Homolo'vi II

Round Trip Distance: 0.5 -1.3 miles
Difficulty: Easy
Elevation: 4840 - 4946 feet
Cellphone: 2-4 bars
Time: 1 hr.
Trailhead: Homolovi II
Fee: $7/vehicle
Attractions: Ancestral Puebloan ruins, petroglyphs, pottery sherds

The Homolovi II ruin is located in the Homolovi State Park near Winslow, Arizona. Homolovi (huh-MALL-uh-vee) is a Hopi word that means 'place of the little hills'. Several of the trail signs offer contradictory information about the number of rooms that the Homolovi II site once contained. One sign has the number at around 800 rooms housing several thousand people and another has it at around 1200 rooms with 750 to 1000 people. The site did have 3 plazas and possibly 40 kivas. The rooms ranged from single story up to 2 to 3 stories. The large village must have seemed like quite the metropolis in its heyday.

The trailhead for the Homolovi II Ruin is located past the Visitor Center at the end of the park road.

The main trail around the ruins is paved and wheelchair accessible.

At the top of the hill continue straight ahead on the short paved section of trail.

Here you will find a partially reconstructed block of rooms where some were used for living space and some for storage.

The rocks along the sides of the trail display mostly pottery sherds but this one has what look to be examples of some type of game pieces or figurines.

If you have an interest in petroglyphs follow the rock lined dirt trail that leads south from the block of rooms.

A primitive trail leads over the cliff to a small valley where you will find numerous petroglyphs etched on some of the large boulders. The trail does require a bit of scrambling in places and may or may not have reptiles to watch out for.

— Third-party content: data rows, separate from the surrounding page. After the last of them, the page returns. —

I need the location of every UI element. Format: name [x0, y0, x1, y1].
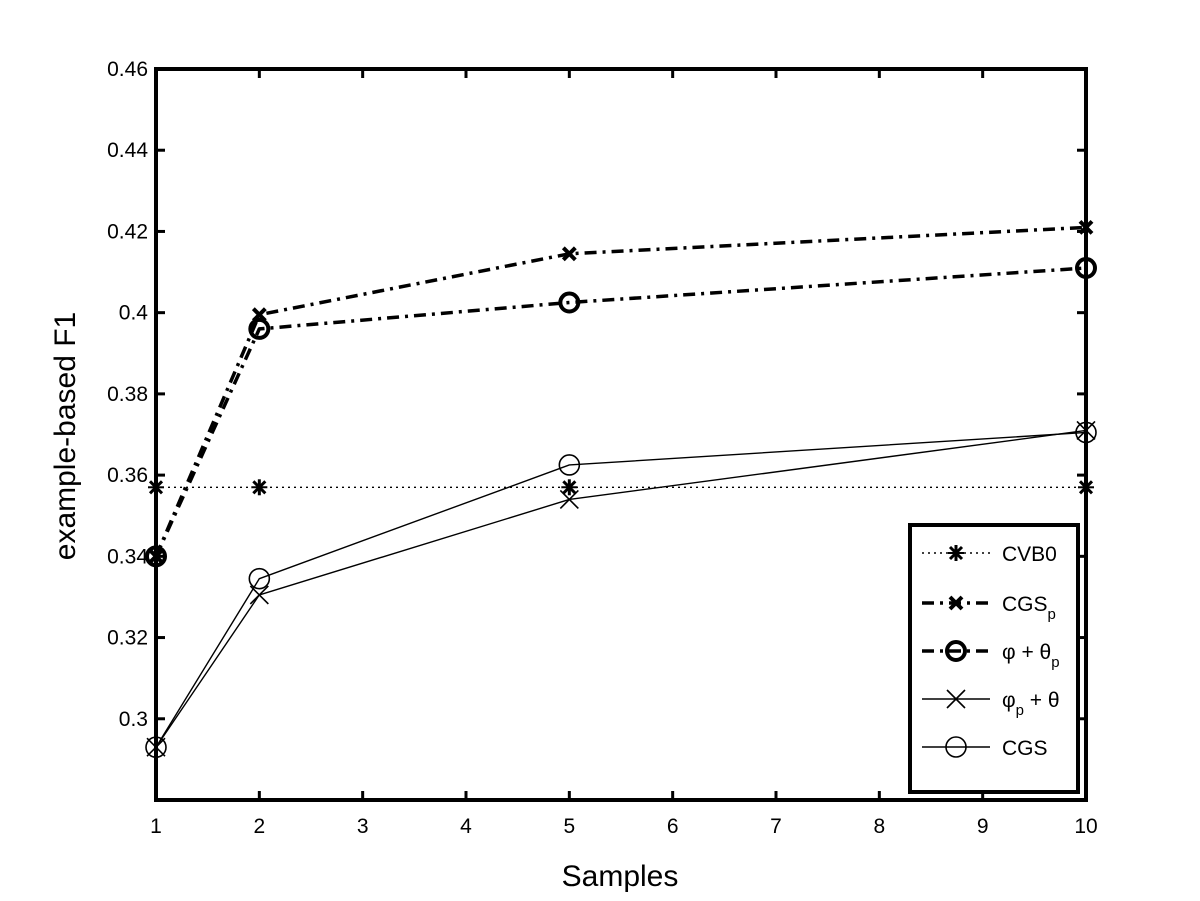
legend-marker-4 — [945, 736, 967, 758]
legend-label-4: CGS — [1002, 737, 1048, 760]
legend-label-subscript: p — [1016, 702, 1024, 719]
x-tick-label: 4 — [460, 815, 472, 838]
data-point-0-2 — [561, 479, 578, 496]
x-tick-label: 1 — [150, 815, 162, 838]
series-line-2 — [154, 266, 1087, 558]
legend-label-main: CVB0 — [1002, 543, 1057, 566]
legend-marker-2 — [945, 640, 967, 662]
data-point-4-1-shape — [248, 567, 271, 590]
legend-label-main: CGS — [1002, 593, 1048, 616]
data-point-2-1-shape — [248, 317, 271, 340]
legend-label-main: CGS — [1002, 737, 1048, 760]
legend-marker-3 — [946, 689, 966, 709]
data-point-3-1-stroke — [249, 585, 269, 605]
data-point-2-2 — [558, 291, 581, 314]
data-point-4-1 — [248, 567, 271, 590]
series-1 — [148, 219, 1094, 564]
legend-marker-2-shape — [945, 640, 967, 662]
y-tick-label: 0.44 — [107, 139, 148, 162]
x-tick-label: 10 — [1074, 815, 1097, 838]
legend-label-0: CVB0 — [1002, 543, 1057, 566]
y-axis-title: example-based F1 — [49, 312, 82, 560]
x-tick-label: 2 — [253, 815, 265, 838]
y-tick-label: 0.42 — [107, 220, 148, 243]
data-point-4-2-shape — [558, 454, 581, 476]
legend-label-main: φ + θ — [1002, 641, 1051, 664]
data-point-2-2-shape — [558, 291, 581, 314]
y-tick-label: 0.32 — [107, 627, 148, 650]
data-point-0-1 — [251, 479, 268, 496]
plot-frame — [154, 67, 1088, 802]
x-tick-label: 9 — [977, 815, 989, 838]
data-point-2-1 — [248, 317, 271, 340]
legend-marker-1 — [948, 595, 964, 611]
legend-label-2: φ + θp — [1002, 641, 1060, 671]
y-tick-label: 0.4 — [119, 302, 149, 325]
data-point-3-2-stroke — [559, 489, 579, 510]
legend-label-3: φp + θ — [1002, 689, 1060, 719]
legend-label-tail: + θ — [1024, 689, 1060, 712]
legend-label-subscript: p — [1048, 606, 1056, 623]
x-tick-label: 3 — [357, 815, 369, 838]
y-tick-label: 0.36 — [107, 464, 148, 487]
legend-label-main: φ — [1002, 689, 1016, 712]
series-line-4 — [155, 431, 1087, 748]
x-tick-label: 8 — [873, 815, 885, 838]
data-point-1-2 — [561, 246, 577, 262]
data-point-4-2 — [558, 454, 581, 476]
data-point-3-2 — [559, 489, 579, 510]
y-tick-label: 0.46 — [107, 58, 148, 81]
y-tick-label: 0.34 — [107, 545, 148, 568]
legend-label-subscript: p — [1051, 654, 1059, 671]
x-tick-label: 5 — [563, 815, 575, 838]
data-point-1-2-stroke — [561, 246, 577, 262]
x-axis-title: Samples — [562, 860, 679, 893]
legend-marker-0 — [948, 545, 964, 561]
y-tick-label: 0.38 — [107, 383, 148, 406]
x-tick-label: 7 — [770, 815, 782, 838]
series-line-3 — [155, 429, 1087, 748]
legend-marker-3-stroke — [946, 689, 966, 709]
series-line-1 — [154, 225, 1087, 558]
y-tick-label: 0.3 — [119, 708, 148, 731]
series-2 — [145, 256, 1097, 568]
x-tick-label: 6 — [667, 815, 679, 838]
legend-marker-4-shape — [945, 736, 967, 758]
legend-label-1: CGSp — [1002, 593, 1056, 623]
legend-marker-1-stroke — [948, 595, 964, 611]
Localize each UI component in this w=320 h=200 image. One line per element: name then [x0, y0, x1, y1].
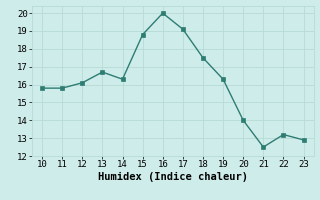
X-axis label: Humidex (Indice chaleur): Humidex (Indice chaleur)	[98, 172, 248, 182]
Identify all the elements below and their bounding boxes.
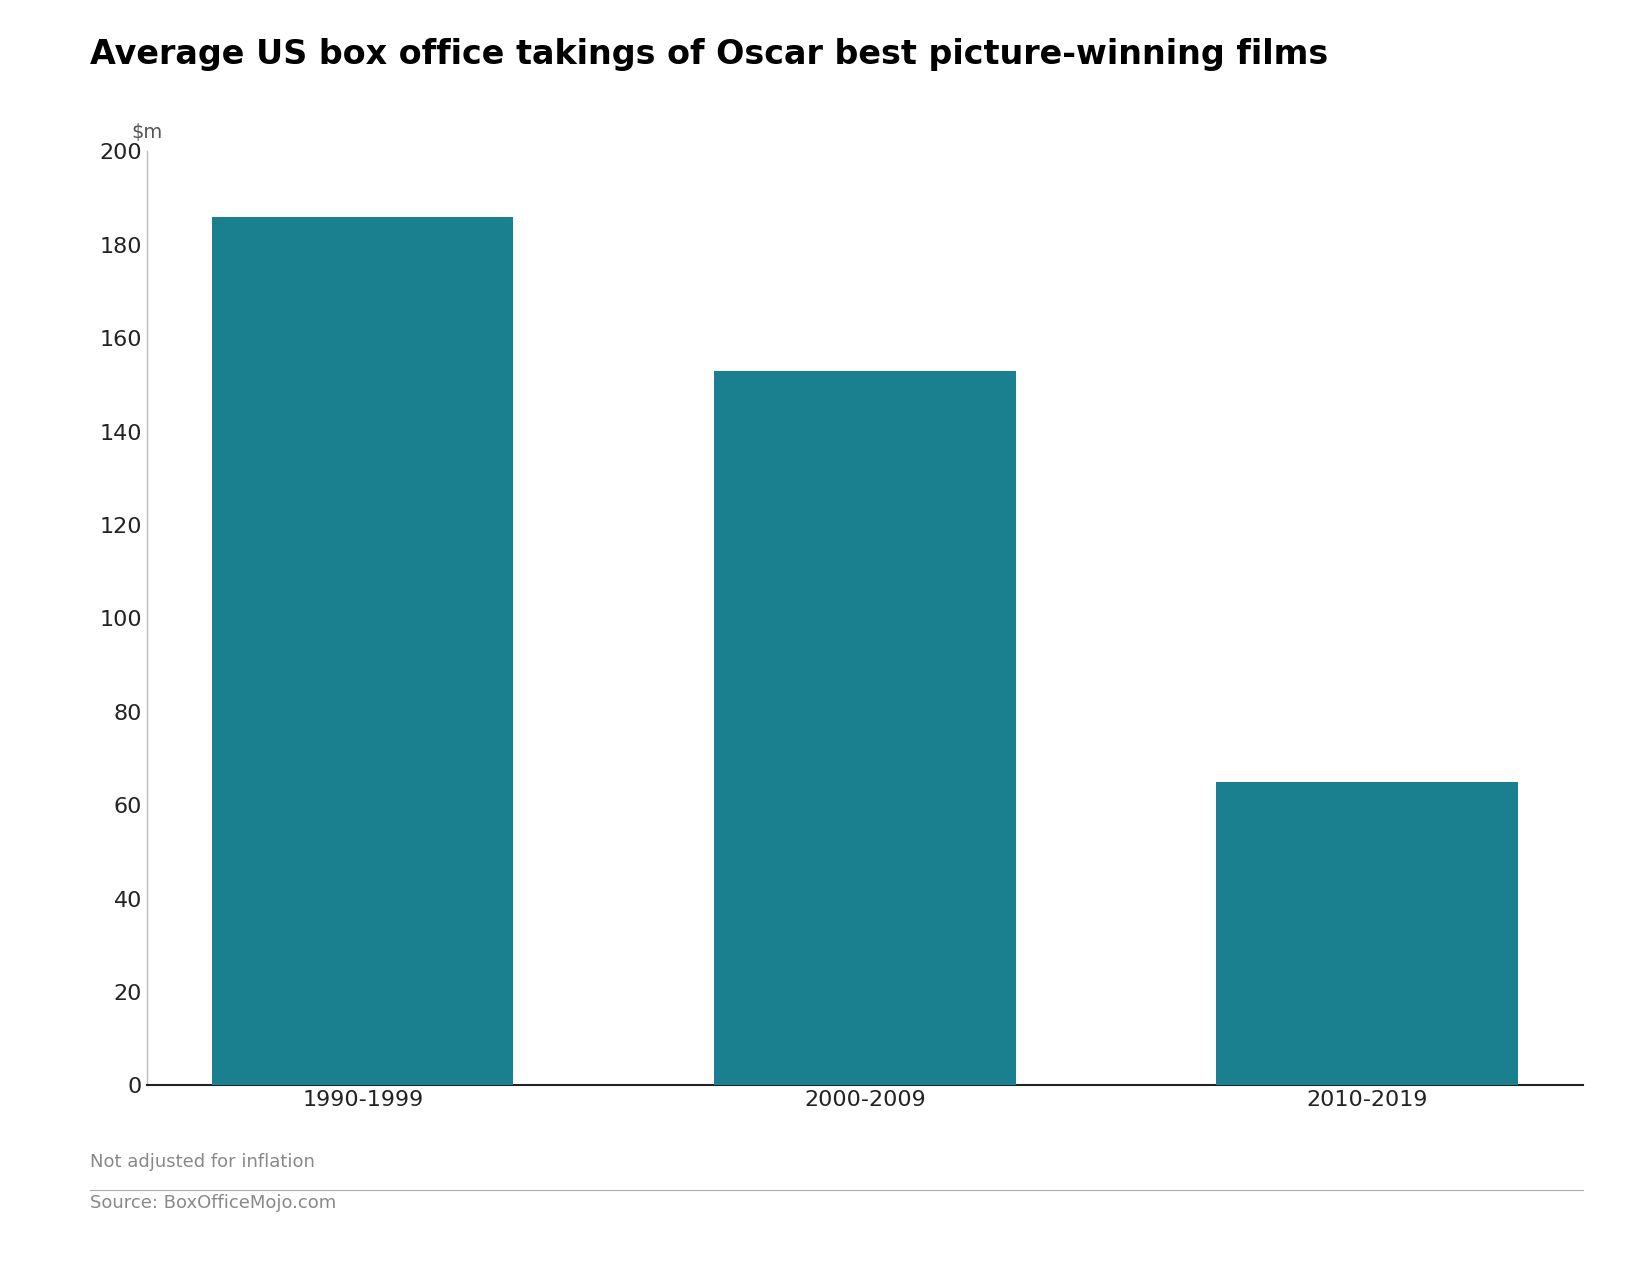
Bar — [715, 371, 1015, 1085]
Text: $m: $m — [131, 124, 163, 143]
Text: Source: BoxOfficeMojo.com: Source: BoxOfficeMojo.com — [90, 1194, 336, 1212]
Bar — [212, 217, 514, 1085]
Bar — [1216, 781, 1518, 1085]
Text: Average US box office takings of Oscar best picture-winning films: Average US box office takings of Oscar b… — [90, 38, 1328, 71]
Text: BBC: BBC — [1505, 1206, 1555, 1224]
Text: Not adjusted for inflation: Not adjusted for inflation — [90, 1153, 315, 1171]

Trail signs identify some of the images as clan symbols with drawings on the sign that correspond with the appropriate image on the rock.

After studying the rock art return to the main trail following the former route. There are no shortages of fragments of pottery to study at Homolovi II.

A large kiva has been reconstructed without its roof. Several trail signs explain the nature of the structure. For a good story written by Teddy Roosevelt about his visit to one of the Hopi mesas north of here where he witnessed the Snake Dance you can either search the internet or read about it at bartelby.com. There is also a YouTube video from the Library of Congress. The quality of the video isn't the greatest but you can still see the dancers carrying handfuls of snakes and even some with snakes clasped in their teeth. The video is best after ready Roosevelt's record.

Dances and ceremonies don't appear to be the only function of the kivas. Everyday activities such as weaving, which was a job for the men, were also done in the kiva. Kivas are still part of Hopi life today in their villages on the Hopi mesas to the north. All that is known of their purpose is what they choose to share with the public. Homolovi State Park is well worth the time it takes to visit its sites and Visitor Center. It is kind of like going to the double feature at a drive in movie where you pay $7 dollars for a car full but here you get to see petroglyphs, ruins and countless sherds of pottery. If you would like to see it for yourself then all you have to do is 'Take a hike'.